Personal information
- Full name: Donald Ian Grainger Mills
- Born: 28 August 1909 Saint Saviour, Jersey
- Died: 5 January 1945 (aged 35) Port Franklin, Victoria
- Original team: Clayton
- Height: 182 cm (6 ft 0 in)
- Weight: 79 kg (174 lb)

Playing career^{1}
- Years: Club / Games (Goals)
- 1929, 1931: Hawthorn / 15 (0)
- ^{1} Playing statistics correct to the end of 1931.

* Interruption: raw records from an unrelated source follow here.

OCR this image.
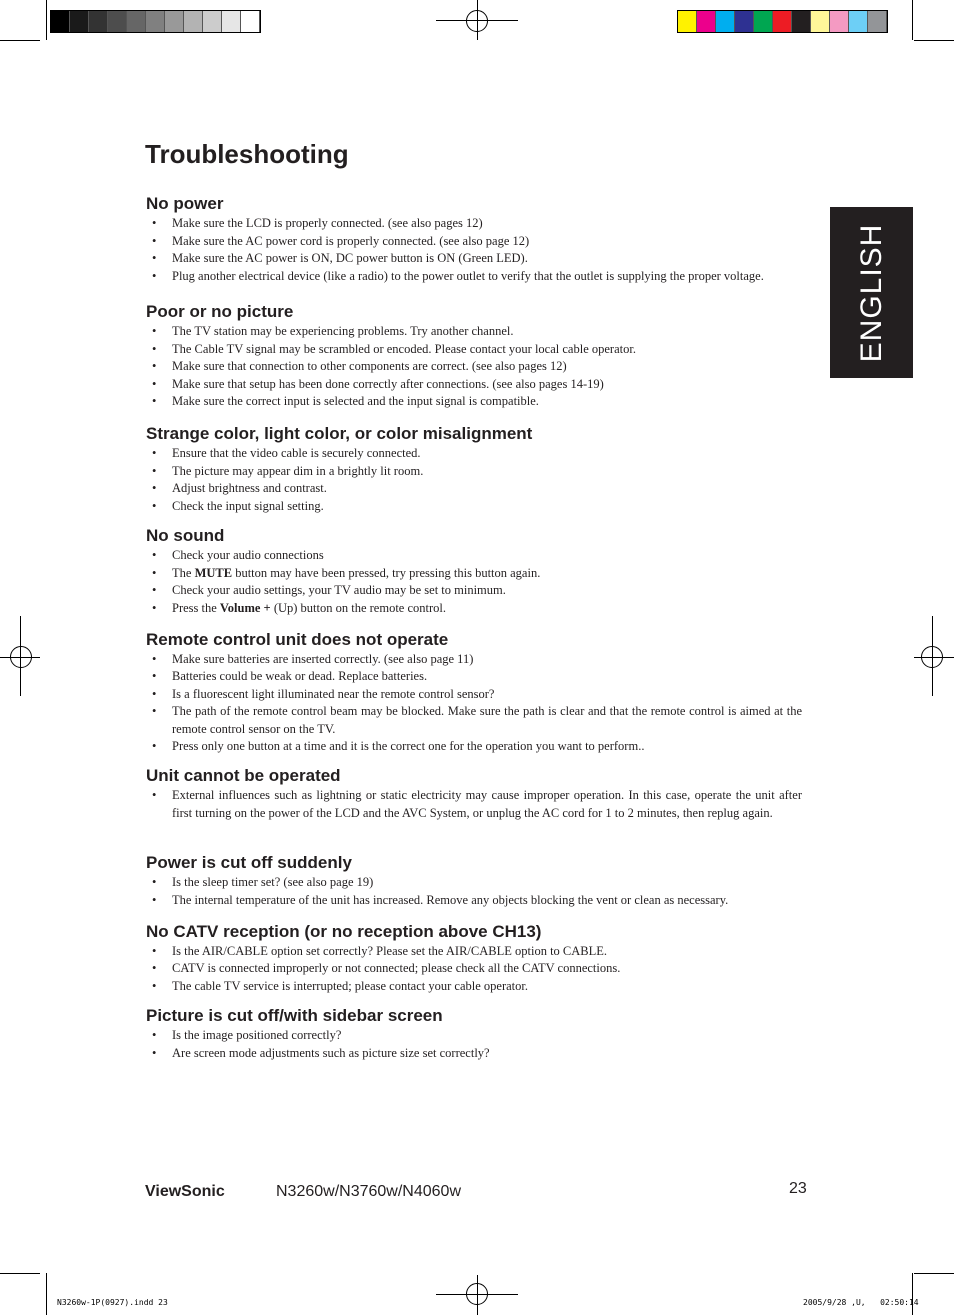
ENGLISH
Troubleshooting
No power
• Make sure the LCD is properly connected. (see also pages 12)
• Make sure the AC power cord is properly connected. (see also page 12)
• Make sure the AC power is ON, DC power button is ON (Green LED).
• Plug another electrical device (like a radio) to the power outlet to verify that the outlet is supplying the proper voltage.
Poor or no picture
• The TV station may be experiencing problems. Try another channel.
• The Cable TV signal may be scrambled or encoded. Please contact your local cable operator.
• Make sure that connection to other components are correct. (see also pages 12)
• Make sure that setup has been done correctly after connections. (see also pages 14-19)
• Make sure the correct input is selected and the input signal is compatible.
Strange color, light color, or color misalignment
• Ensure that the video cable is securely connected.
• The picture may appear dim in a brightly lit room.
• Adjust brightness and contrast.
• Check the input signal setting.
No sound
• Check your audio connections
• The MUTE button may have been pressed, try pressing this button again.
• Check your audio settings, your TV audio may be set to minimum.
• Press the Volume + (Up) button on the remote control.
Remote control unit does not operate
• Make sure batteries are inserted correctly. (see also page 11)
• Batteries could be weak or dead. Replace batteries.
• Is a fluorescent light illuminated near the remote control sensor?
• The path of the remote control beam may be blocked. Make sure the path is clear and that the remote control is aimed at the remote control sensor on the TV.
• Press only one button at a time and it is the correct one for the operation you want to perform..
Unit cannot be operated
• External influences such as lightning or static electricity may cause improper operation. In this case, operate the unit after first turning on the power of the LCD and the AVC System, or unplug the AC cord for 1 to 2 minutes, then replug again.
Power is cut off suddenly
• Is the sleep timer set? (see also page 19)
• The internal temperature of the unit has increased. Remove any objects blocking the vent or clean as necessary.
No CATV reception (or no reception above CH13)
• Is the AIR/CABLE option set correctly? Please set the AIR/CABLE option to CABLE.
• CATV is connected improperly or not connected; please check all the CATV connections.
• The cable TV service is interrupted; please contact your cable operator.
Picture is cut off/with sidebar screen
• Is the image positioned correctly?
• Are screen mode adjustments such as picture size set correctly?
ViewSonic	N3260w/N3760w/N4060w	23
N3260w-1P(0927).indd 23	2005/9/28 ,U,   02:50:14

= Donald Mills (footballer) =

Australian rules footballer

Donald Ian Grainger Mills (28 August 1909 – 5 January 1945) was an Australian rules footballer who played with Hawthorn in the Victorian Football League (VFL).

==Family==
The son of Donald Albert Grainger Mills (181–1951), and Isabel Jane Mills (1885–1942), née Le Brun, Donald Ivas Grainger Mills was born at Saint Saviour, Jersey, in the Channel Islands on 28 August 1909.

He married Jean Mary Thomson (1915–2000) on 15 October 1940.

==Death==
He died in early 1945 when, with his brother-in-law, Mark Johns, he was aboard the shark-fishing vessel Moonbi that failed to return from a fishing trip from Port Franklin.